The excess of synapses “is a very unusual phenotype in an animal model, but it’s actually something that occurs in autism,” Cahill says. It can stem from overactivation of the mTOR pathway, which regulates neuron growth and the formation of new dendritic spines.

In fact, the mTOR pathway is overactive in the offspring of rats that model sleep apnea, Cahill and his colleagues discovered. Implanting a pellet that steadily administers rapamycin, a drug that inhibits mTOR activity, prevented those animals from developing atypical behaviors.

The results add to a growing body of evidence supporting the idea that mTOR-related increased synaptic density “is a possible determinant of autism-related behavioral alterations,” says Alessandro Gozzi, senior researcher at the Istituto Italiano di Tecnologia in Rovereto, Italy, who was not involved in the new work.


he mechanism by which maternal sleep apnea affects the mTOR pathway, and thus neurodevelopment, remains unclear.

Reduced oxygen levels can cause inflammation, according to previous research, and studies increasingly suggest that prenatal exposure to maternal inflammation can boost a child’s chances of having autism.

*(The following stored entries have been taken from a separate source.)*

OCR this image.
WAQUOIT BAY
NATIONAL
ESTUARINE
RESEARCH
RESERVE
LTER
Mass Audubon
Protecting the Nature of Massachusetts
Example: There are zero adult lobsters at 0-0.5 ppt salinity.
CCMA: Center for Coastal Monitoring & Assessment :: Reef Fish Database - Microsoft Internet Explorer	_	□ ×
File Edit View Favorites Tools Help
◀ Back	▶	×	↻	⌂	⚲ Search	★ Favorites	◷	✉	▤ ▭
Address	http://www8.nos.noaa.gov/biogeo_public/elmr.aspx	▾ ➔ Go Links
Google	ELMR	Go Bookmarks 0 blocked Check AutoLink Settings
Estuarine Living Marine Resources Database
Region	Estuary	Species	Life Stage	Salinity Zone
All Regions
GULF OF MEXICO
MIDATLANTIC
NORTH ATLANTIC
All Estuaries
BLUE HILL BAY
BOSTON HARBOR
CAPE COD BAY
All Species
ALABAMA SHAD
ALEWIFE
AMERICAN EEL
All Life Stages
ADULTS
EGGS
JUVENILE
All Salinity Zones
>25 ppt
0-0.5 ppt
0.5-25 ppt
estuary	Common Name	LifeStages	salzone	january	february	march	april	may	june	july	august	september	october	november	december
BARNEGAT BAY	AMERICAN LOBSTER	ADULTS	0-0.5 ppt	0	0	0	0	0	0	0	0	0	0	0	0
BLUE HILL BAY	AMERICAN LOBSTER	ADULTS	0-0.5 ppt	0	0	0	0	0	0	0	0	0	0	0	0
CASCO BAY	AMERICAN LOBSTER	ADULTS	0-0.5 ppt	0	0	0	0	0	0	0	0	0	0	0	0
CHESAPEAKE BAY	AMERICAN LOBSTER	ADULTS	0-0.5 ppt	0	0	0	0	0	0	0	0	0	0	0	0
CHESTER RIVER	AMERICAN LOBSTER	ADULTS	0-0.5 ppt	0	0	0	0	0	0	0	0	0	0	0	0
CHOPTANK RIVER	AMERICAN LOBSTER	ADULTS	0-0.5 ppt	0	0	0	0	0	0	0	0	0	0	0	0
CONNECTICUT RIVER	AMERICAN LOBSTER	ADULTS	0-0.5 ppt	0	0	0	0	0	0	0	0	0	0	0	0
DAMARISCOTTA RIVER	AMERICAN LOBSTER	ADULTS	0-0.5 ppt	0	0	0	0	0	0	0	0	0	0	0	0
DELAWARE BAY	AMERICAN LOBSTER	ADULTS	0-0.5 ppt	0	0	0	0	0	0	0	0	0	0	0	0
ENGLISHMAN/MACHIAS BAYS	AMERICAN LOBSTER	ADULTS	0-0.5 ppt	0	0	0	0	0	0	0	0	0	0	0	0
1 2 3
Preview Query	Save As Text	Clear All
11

It’s also possible that the intermittent hypoxia treatment affects the animals’ sleep, Kentner says. Because sleep deprivation is also linked to inflammation, “I am not sure if it is the apnea in isolation or the combination of apnea and sleep deprivation from waking up — a two-hit model of sorts, if you will — that could be contributing to the offspring outcomes,” she says.

Kentner cautions against making strong claims about the sex differences the researchers observed. The team did not study the female rats into adulthood, meaning an atypical phenotype may just be delayed for the females, she says. And just because the male rats performed worse on the subset of tasks the researchers selected does not necessarily mean they would perform worse than female rats on all tasks, Kentner says.

Cahill agrees that the study may not fully capture the effects of gestational intermittent hypoxia in female rats. “Maybe we weren’t looking at the right behaviors to assess the female offspring,” he says.

In addition to investigating the potential sex differences, he and his colleagues say they plan to study whether blocking inflammation in the pregnant rats can prevent neuronal and behavioral changes in the offspring.